In return, Paul told her about his own life. He may have never left Canada, but he knew every inch of his own country, and entertained Anna with stories of a boyhood spent trekking wherever his father fancied. How, once he was old enough to make his own way in the world he had discovered that his knowledge of the many plants he had met during his travels made him an excellent gardener. "I wasn't sure about taking this job with the Maynards," he confided, "since it was only short-term. But I think I'm glad I did." Then he smiled at her in such a way that she had to hurriedly turn away and check the temperature of the oven.
She became used to having him in her kitchen. His cheerful conversation and earthy smell became as familiar to her as the sound Frau Maynard's ringing laughter, and she found herself always looking forward to his company.
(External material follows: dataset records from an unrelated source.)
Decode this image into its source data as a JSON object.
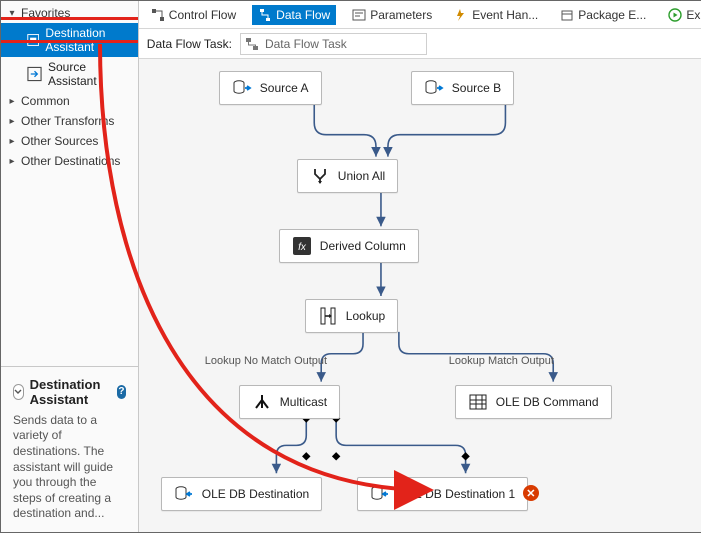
{
  "sidebar": {
    "categories": [
      {
        "label": "Favorites",
        "expanded": true,
        "items": [
          {
            "label": "Destination Assistant",
            "selected": true,
            "highlight": true
          },
          {
            "label": "Source Assistant"
          }
        ]
      },
      {
        "label": "Common",
        "expanded": false
      },
      {
        "label": "Other Transforms",
        "expanded": false
      },
      {
        "label": "Other Sources",
        "expanded": false
      },
      {
        "label": "Other Destinations",
        "expanded": false
      }
    ]
  },
  "info": {
    "title": "Destination Assistant",
    "description": "Sends data to a variety of destinations. The assistant will guide you through the steps of creating a destination and..."
  },
  "tabs": [
    {
      "label": "Control Flow",
      "active": false
    },
    {
      "label": "Data Flow",
      "active": true
    },
    {
      "label": "Parameters",
      "active": false
    },
    {
      "label": "Event Han...",
      "active": false
    },
    {
      "label": "Package E...",
      "active": false
    },
    {
      "label": "Ex",
      "active": false,
      "run": true
    }
  ],
  "task": {
    "label": "Data Flow Task:",
    "value": "Data Flow Task"
  },
  "nodes": {
    "sourceA": "Source A",
    "sourceB": "Source B",
    "union": "Union All",
    "derived": "Derived Column",
    "lookup": "Lookup",
    "multicast": "Multicast",
    "olecmd": "OLE DB Command",
    "dest1": "OLE DB Destination",
    "dest2": "OLE DB Destination 1"
  },
  "edgeLabels": {
    "noMatch": "Lookup No Match Output",
    "match": "Lookup Match Output"
  },
  "colors": {
    "accent": "#007acc",
    "edge": "#3a5a8a",
    "annotation": "#e2231a",
    "error": "#d83b01"
  }
}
So perhaps she shouldn't have been so surprised when, two weeks before she and the Maynards were due to return to Switzerland, he proposed to her.
"What?" was all she managed to say in reply.
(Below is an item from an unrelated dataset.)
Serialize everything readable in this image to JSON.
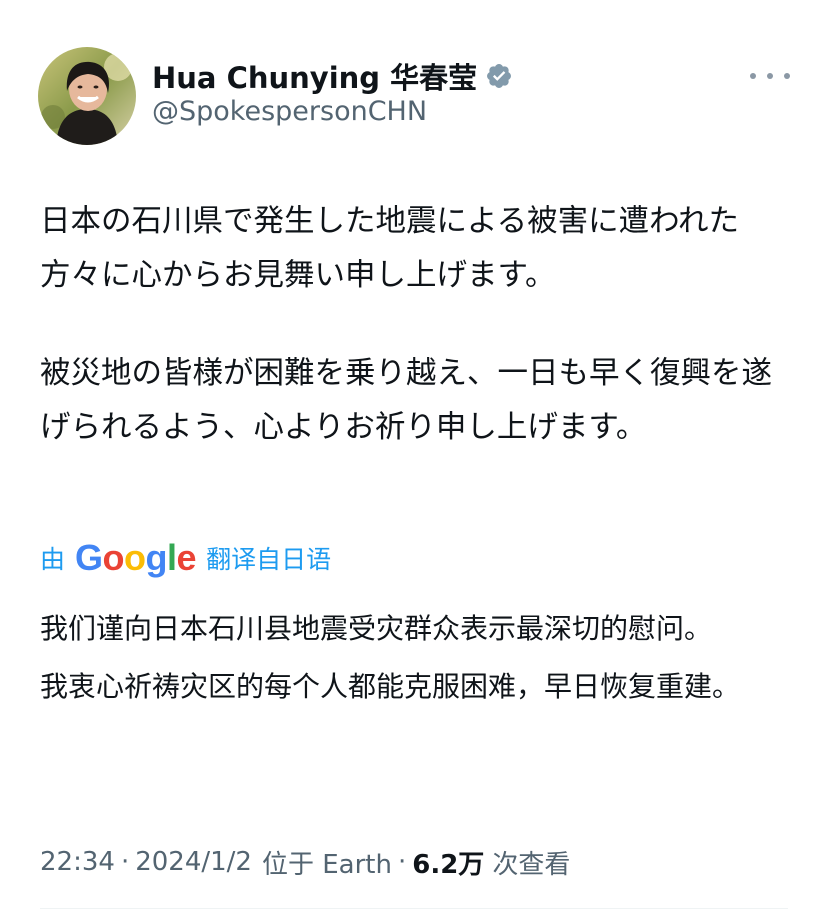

"Will you marry me?" Paul repeated steadily. "Ich will Sie mich heiraten," he added helpfully.
For a moment, Anna was flattered; then, she felt her normally placid temper rise as she realised just what he wanted. "How could you?" she demanded, her voice low but dangerous. "How could you want to take me away from Frau Maynard, after everything I have told you?" Paul opened his mouth to reply, but she continued. "You men! You are all the same; you want things to be your own way, and will not let me have things the way that I like them! How could I marry a man like you?"
"Anna," Paul said quietly. "I don't want to take you away at all. I want just the opposite. I've seen for myself how kind Dr and Mrs Maynard are - and I want you to be happy. I don't think you would be happy to stay here in Canada, and if you were miserable I would be, too."
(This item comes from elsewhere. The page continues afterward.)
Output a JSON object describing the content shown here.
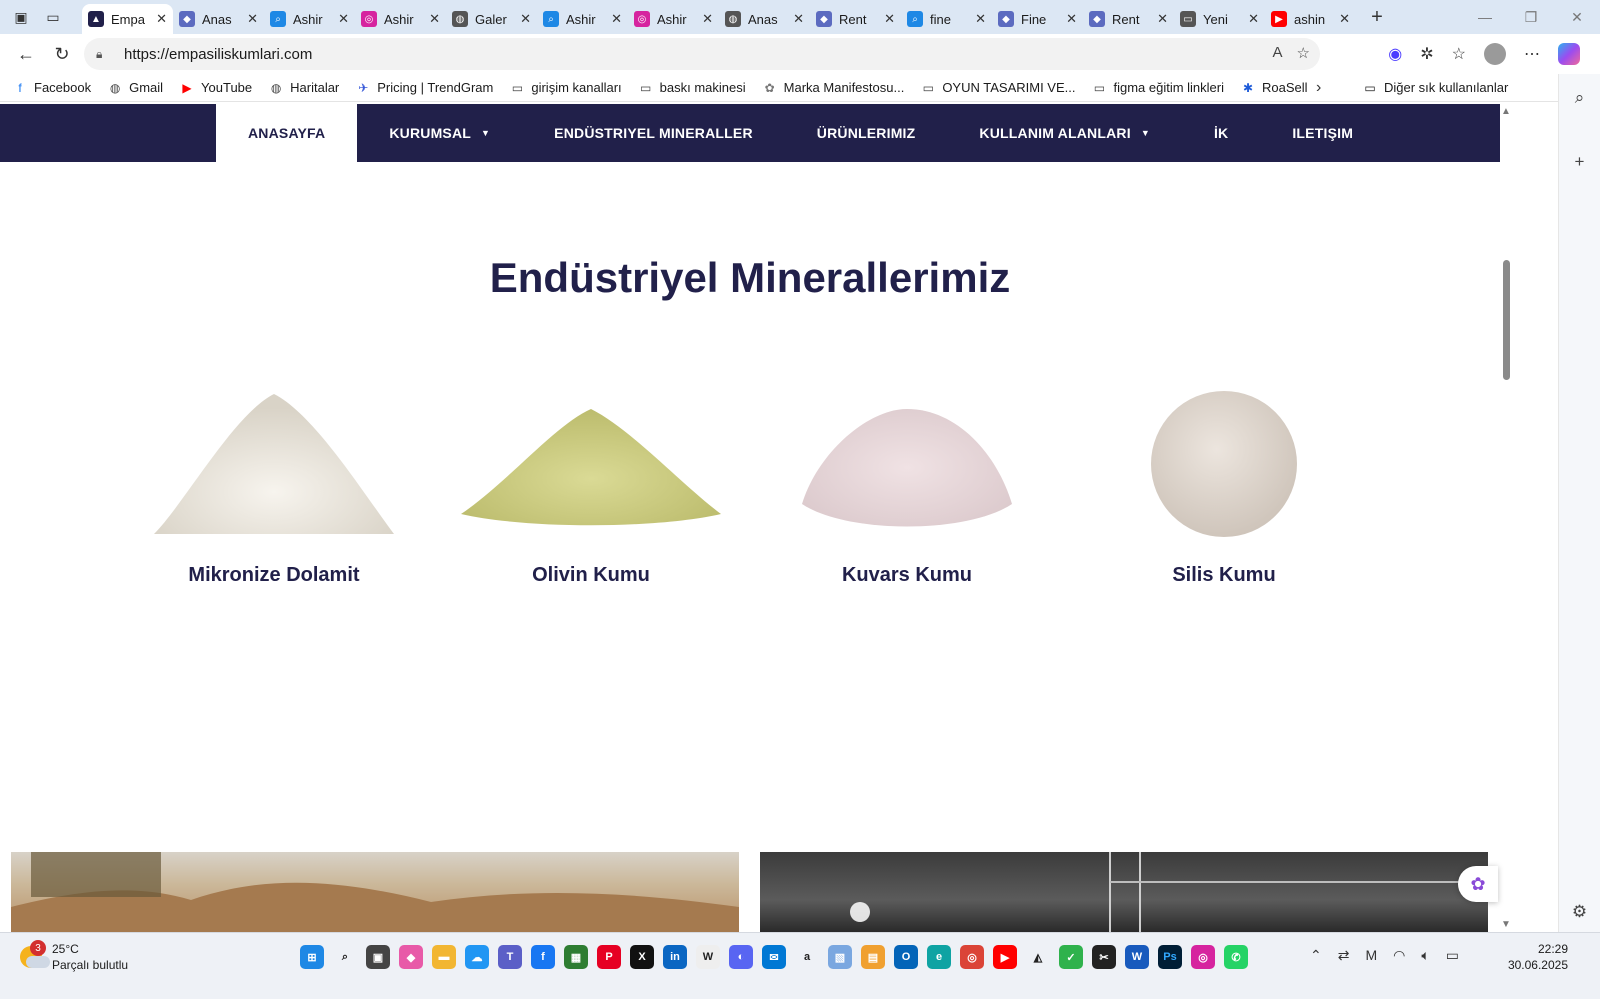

"You mean - you wish to come to Switzerland?" Anna asked, and her stomach suddenly tightened. Paul was not the first man to ask her to marry him, not at all. But none of the others had ever understood the intense loyalty and love she had for the Maynards; they had all wanted her to leave them, to become a wife and mother and not to think any more about the family she cared for so much. Could it be that Paul did understand the way she felt - and that he wanted to marry her anyway?
"I told Dr Maynard that I had always wanted to travel, and he said he knew of a job going that might interest me. Not far from where he lives, he said, there is a school who is building its own greenhouses and is looking for someone to take over the role of Head Gardener when they are finished. He told me that, if I wished, he was in a position to offer me the post." Paul stopped, and sighed. "But there is no point in me accepting it if you don't want me to."
For a moment Anna's head swam, and her throat went dry. She was vaguely aware of Paul turning away, taking her silence as a 'no', and cried out, "Paul - wait! Please..." Her head cleared and she could see him, standing in the doorway and looking at her with hope in his eyes.
"Paul..." She paused, trying to think of the right words. "Paul, I will have to teach you how to speak my language properly," she finally said; and then Paul was holding her hand, and she could not stop smiling.